Natürlich. Wieso nicht?! Wenn schon eine Axt im Rücken, dann aber auch gleich mit ordentlich Schwung!
"Kind, du siehst verheerend aus", begrüßte die elegante Frau ihre Tochter.
"Dir auch einen schönen guten Morgen, Mama."
"Ungeachtet deiner vollkommen inakzeptablen Erscheinung", die Ältere scannte sie pikiert, "muss ich dich bitten, dich umgehend reisefertig zu machen. Du wirst noch heute von deiner Tante erwartet."
"Von wem?"
"Der Schwester deines Vaters! Sie hatte einen Unfall. Du wirst dich während der nächsten beiden Wochen um ihren Buchladen kümmern."

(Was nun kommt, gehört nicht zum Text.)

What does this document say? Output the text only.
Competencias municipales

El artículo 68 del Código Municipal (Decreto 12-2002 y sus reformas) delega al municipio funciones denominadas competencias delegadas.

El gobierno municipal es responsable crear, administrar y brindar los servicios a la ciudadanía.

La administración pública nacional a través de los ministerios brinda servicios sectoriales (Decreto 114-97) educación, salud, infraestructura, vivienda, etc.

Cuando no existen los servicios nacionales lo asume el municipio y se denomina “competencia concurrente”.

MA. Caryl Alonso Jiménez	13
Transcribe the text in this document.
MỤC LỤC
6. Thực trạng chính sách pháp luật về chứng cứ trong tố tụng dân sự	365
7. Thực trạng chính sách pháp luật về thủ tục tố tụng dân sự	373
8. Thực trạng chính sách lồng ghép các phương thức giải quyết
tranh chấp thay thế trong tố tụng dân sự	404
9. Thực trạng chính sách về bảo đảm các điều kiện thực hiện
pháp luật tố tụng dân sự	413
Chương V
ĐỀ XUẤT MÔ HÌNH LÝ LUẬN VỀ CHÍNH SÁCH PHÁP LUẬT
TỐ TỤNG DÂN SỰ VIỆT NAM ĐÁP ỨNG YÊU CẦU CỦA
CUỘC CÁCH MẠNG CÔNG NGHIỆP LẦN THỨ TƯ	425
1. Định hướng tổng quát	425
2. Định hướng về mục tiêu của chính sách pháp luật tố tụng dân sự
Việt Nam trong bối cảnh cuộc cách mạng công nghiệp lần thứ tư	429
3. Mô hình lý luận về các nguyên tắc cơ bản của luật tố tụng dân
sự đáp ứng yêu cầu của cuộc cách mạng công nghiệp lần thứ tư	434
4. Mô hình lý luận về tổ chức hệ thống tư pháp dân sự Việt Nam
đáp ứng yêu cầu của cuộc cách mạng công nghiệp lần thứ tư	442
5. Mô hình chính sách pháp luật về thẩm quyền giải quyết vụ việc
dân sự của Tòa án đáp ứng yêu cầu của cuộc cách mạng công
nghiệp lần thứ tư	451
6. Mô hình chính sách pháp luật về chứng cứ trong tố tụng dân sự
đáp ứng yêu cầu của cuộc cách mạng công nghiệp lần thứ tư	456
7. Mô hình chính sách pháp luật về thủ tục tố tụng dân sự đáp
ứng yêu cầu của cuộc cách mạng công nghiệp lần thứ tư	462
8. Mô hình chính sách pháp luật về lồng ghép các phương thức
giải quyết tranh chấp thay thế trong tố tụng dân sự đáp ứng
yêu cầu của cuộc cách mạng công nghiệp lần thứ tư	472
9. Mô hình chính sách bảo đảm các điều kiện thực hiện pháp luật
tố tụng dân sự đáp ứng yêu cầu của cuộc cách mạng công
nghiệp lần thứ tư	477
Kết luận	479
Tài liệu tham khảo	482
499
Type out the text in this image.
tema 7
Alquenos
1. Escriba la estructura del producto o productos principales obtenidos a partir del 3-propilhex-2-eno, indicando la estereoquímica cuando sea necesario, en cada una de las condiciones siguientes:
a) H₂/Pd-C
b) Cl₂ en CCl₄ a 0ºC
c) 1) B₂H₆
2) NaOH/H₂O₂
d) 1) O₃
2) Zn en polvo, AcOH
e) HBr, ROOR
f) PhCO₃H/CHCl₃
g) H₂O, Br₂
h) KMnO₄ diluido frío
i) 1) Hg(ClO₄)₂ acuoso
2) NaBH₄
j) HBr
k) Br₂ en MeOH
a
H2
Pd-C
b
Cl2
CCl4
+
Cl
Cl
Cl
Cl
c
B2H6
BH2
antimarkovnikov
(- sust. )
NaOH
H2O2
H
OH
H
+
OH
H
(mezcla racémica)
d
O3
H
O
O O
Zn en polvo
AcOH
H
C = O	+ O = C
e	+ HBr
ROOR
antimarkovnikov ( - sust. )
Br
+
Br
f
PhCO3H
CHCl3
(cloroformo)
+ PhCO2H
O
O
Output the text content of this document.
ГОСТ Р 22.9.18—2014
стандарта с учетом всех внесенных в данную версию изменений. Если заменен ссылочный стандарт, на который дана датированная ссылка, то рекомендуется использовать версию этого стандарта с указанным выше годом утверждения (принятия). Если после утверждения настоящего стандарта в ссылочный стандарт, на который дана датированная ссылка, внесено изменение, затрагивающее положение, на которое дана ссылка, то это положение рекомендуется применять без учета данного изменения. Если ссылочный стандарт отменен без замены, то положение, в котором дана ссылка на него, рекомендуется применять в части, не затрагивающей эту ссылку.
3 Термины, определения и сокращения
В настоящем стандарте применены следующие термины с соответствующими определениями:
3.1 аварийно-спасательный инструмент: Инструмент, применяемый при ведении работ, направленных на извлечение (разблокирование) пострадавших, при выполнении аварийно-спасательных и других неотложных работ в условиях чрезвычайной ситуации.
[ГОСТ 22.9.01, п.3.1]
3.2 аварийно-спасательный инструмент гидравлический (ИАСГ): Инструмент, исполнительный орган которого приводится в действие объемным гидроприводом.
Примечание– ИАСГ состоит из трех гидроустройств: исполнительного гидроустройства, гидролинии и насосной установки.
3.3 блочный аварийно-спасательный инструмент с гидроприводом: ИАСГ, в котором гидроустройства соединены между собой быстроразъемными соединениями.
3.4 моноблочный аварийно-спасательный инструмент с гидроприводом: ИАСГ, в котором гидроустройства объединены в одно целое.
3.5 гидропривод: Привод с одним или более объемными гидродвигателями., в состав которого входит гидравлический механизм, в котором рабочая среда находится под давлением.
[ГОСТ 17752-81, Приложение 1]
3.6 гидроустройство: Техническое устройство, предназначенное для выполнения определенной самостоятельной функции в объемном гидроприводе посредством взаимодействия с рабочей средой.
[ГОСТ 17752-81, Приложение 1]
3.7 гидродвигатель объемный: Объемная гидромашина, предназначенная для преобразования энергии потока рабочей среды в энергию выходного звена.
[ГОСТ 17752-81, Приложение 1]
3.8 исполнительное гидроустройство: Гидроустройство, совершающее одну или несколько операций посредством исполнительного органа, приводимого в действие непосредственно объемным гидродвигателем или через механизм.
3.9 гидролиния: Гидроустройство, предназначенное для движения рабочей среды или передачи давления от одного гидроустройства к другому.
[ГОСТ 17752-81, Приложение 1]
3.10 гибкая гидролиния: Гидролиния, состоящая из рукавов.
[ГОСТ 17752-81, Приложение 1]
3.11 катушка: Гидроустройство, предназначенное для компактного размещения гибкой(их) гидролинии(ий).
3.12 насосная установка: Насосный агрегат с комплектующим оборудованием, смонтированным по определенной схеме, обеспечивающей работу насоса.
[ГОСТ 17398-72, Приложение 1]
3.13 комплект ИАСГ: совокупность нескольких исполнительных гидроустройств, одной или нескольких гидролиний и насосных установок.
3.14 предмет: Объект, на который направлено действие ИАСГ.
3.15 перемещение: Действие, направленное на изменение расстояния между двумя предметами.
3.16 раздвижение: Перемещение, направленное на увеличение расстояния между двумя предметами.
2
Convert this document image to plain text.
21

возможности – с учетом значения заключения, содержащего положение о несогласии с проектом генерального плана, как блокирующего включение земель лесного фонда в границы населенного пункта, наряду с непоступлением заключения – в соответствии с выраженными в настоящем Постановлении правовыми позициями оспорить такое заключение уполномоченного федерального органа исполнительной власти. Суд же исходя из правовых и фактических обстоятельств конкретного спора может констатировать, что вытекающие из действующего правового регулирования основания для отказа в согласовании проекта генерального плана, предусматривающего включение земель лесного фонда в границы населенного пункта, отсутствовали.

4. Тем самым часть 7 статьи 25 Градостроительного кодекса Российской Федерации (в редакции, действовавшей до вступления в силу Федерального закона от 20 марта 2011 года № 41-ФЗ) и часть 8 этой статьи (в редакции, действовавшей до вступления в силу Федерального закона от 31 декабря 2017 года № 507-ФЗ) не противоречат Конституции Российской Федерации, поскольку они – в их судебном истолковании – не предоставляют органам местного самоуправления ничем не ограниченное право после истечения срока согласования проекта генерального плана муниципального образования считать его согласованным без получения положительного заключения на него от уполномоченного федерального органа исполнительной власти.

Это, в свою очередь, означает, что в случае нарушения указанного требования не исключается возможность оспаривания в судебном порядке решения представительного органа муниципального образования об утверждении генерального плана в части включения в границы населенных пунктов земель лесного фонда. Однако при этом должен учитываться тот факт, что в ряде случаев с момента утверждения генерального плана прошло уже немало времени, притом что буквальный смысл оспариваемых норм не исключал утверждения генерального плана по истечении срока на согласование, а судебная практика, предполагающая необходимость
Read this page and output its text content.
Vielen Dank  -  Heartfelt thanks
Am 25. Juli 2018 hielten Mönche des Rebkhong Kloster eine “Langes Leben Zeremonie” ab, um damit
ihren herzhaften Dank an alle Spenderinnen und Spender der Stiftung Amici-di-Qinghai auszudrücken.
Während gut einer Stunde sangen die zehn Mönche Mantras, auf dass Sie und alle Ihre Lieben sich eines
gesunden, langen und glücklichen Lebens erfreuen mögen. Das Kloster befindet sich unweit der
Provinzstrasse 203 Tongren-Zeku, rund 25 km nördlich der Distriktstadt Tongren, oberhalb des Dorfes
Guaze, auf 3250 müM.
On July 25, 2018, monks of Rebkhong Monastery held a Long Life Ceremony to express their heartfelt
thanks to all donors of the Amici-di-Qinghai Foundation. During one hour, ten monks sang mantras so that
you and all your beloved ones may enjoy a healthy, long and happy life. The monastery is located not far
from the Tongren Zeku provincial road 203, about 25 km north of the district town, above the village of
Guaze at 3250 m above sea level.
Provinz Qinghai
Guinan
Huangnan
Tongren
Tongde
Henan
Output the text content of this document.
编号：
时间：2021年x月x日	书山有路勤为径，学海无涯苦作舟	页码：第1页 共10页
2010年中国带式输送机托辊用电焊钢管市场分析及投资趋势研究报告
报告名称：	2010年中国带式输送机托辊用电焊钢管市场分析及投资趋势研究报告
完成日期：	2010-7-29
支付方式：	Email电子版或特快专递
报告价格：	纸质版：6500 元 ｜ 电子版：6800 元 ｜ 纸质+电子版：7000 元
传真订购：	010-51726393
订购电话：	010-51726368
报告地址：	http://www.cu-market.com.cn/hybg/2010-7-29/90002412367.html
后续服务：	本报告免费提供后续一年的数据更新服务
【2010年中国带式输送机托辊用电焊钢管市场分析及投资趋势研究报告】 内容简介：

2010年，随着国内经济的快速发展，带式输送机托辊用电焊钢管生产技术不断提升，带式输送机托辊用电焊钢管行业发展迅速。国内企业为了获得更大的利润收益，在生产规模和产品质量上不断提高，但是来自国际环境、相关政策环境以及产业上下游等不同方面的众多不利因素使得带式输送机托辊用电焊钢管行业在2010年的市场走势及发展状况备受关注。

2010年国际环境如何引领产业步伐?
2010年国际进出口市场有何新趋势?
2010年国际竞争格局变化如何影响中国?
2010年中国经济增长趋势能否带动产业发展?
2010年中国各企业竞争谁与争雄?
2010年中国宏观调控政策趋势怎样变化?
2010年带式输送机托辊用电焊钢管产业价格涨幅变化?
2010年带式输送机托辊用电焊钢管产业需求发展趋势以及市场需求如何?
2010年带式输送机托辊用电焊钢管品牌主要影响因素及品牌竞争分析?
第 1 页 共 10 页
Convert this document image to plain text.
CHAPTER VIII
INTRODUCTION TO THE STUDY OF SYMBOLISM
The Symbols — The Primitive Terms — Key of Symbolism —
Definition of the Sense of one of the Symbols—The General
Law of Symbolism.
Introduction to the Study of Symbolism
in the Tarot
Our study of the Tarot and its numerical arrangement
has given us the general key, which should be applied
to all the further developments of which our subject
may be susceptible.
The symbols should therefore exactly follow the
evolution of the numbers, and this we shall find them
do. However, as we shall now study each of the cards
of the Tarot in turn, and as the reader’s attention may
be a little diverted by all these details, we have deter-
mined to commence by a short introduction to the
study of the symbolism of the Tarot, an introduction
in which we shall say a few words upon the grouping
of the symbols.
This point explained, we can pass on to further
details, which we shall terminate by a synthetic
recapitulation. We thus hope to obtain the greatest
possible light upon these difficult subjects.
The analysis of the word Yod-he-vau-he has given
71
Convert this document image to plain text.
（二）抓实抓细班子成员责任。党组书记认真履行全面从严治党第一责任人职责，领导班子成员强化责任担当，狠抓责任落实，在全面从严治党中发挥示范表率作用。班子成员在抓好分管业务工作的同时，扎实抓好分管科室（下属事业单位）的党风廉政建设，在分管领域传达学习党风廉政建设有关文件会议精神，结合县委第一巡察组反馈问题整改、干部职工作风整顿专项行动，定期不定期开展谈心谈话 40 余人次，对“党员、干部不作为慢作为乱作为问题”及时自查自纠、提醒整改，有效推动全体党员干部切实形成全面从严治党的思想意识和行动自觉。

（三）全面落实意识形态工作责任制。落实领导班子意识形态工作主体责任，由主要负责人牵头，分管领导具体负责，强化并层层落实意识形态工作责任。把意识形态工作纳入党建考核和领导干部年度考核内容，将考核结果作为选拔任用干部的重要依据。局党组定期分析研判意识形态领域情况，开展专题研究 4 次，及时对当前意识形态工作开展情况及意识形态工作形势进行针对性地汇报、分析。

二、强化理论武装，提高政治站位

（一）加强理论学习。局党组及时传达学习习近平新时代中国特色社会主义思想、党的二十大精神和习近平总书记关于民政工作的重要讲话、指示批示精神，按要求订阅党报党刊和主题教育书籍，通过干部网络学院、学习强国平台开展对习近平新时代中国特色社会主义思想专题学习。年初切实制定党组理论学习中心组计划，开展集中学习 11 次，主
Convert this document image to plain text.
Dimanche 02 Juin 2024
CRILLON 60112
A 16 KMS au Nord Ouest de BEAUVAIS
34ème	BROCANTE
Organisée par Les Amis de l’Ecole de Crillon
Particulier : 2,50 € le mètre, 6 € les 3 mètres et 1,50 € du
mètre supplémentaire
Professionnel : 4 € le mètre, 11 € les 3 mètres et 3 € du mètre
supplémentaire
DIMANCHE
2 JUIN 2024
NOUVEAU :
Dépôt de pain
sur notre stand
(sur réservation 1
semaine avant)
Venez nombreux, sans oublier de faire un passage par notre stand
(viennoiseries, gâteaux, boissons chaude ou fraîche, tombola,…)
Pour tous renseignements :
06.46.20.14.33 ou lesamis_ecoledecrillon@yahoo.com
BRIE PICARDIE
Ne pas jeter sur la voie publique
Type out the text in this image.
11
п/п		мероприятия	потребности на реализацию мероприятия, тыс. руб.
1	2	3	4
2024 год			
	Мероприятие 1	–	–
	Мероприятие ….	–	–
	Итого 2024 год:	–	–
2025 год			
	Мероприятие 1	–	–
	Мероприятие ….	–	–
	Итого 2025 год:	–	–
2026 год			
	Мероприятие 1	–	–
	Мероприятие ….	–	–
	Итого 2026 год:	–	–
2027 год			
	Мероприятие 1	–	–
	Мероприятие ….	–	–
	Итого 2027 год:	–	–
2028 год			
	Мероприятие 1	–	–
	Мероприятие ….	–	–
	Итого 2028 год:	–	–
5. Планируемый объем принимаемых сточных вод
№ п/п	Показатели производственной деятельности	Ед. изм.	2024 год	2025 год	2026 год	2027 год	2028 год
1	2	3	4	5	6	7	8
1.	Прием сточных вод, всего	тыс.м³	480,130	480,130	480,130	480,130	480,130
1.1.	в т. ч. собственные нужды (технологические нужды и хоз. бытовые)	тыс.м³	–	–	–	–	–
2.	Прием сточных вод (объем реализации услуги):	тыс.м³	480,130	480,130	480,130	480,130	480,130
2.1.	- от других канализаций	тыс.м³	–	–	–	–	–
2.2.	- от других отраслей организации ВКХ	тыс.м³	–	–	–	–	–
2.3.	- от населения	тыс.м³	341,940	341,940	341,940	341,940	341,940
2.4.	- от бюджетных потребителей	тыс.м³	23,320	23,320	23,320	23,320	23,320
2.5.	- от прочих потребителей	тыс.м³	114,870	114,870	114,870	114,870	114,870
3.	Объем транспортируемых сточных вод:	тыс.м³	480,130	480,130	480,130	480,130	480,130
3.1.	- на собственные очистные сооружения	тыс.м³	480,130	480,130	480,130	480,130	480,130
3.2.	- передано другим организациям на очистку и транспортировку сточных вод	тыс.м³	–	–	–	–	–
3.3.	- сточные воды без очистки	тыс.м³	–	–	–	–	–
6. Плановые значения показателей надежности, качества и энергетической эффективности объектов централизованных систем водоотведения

"Was?!" Sofort war Lotte hellwach. Zumindest im Rahmen ihrer Möglichkeiten. Ein popeliger Laden in einem Provinznest? "Wieso ich?!"
"Weil das dein Beruf ist."
"Mutter, ich habe vergleichende Literaturwissenschaften studiert."
"Davon spreche ich doch gerade."
"Ich habe einen Doktorti..."
"Das brauchst du mir nicht zu sagen, meine Liebe. Dein Vater und ich haben diesen Unsinn finanziert!" Energischen Schrittes machte die Frau sich auf den Weg in die Küche. "Und was haben wir jetzt davon? Wenn du wenigstens verheiratet wärst! Aber nein. Nicht mal Enkelkinder willst du uns gönnen!"
Genervt sah Lotte auf ihr Handy. Eine Sprachnachricht. Von Robert. "Lotte." Er klang verzweifelt. "Ich habe einen Fehler gemacht. Baby, ich muss dich unbedingt sehen."
"Eine deiner Freundinnen hat eben einen äußerst gut situierten Rechtsanwalt geheiratet", fuhr die Mutter fort. "Wie heißt sie noch gleich?"
"Anastasia", murmelte Lotte und verfluchte sich noch in der selben Sekunde dafür, sich einen Themenwechsel gewünscht zu haben, den sie prompt geliefert bekam.
"Hast du wenigstens das Diät-Handbuch gelesen, das ich dir geschickt habe?"
"Ich geh dann mal packen."
Alles war besser als das hier. Auf, zu neuen Ufern!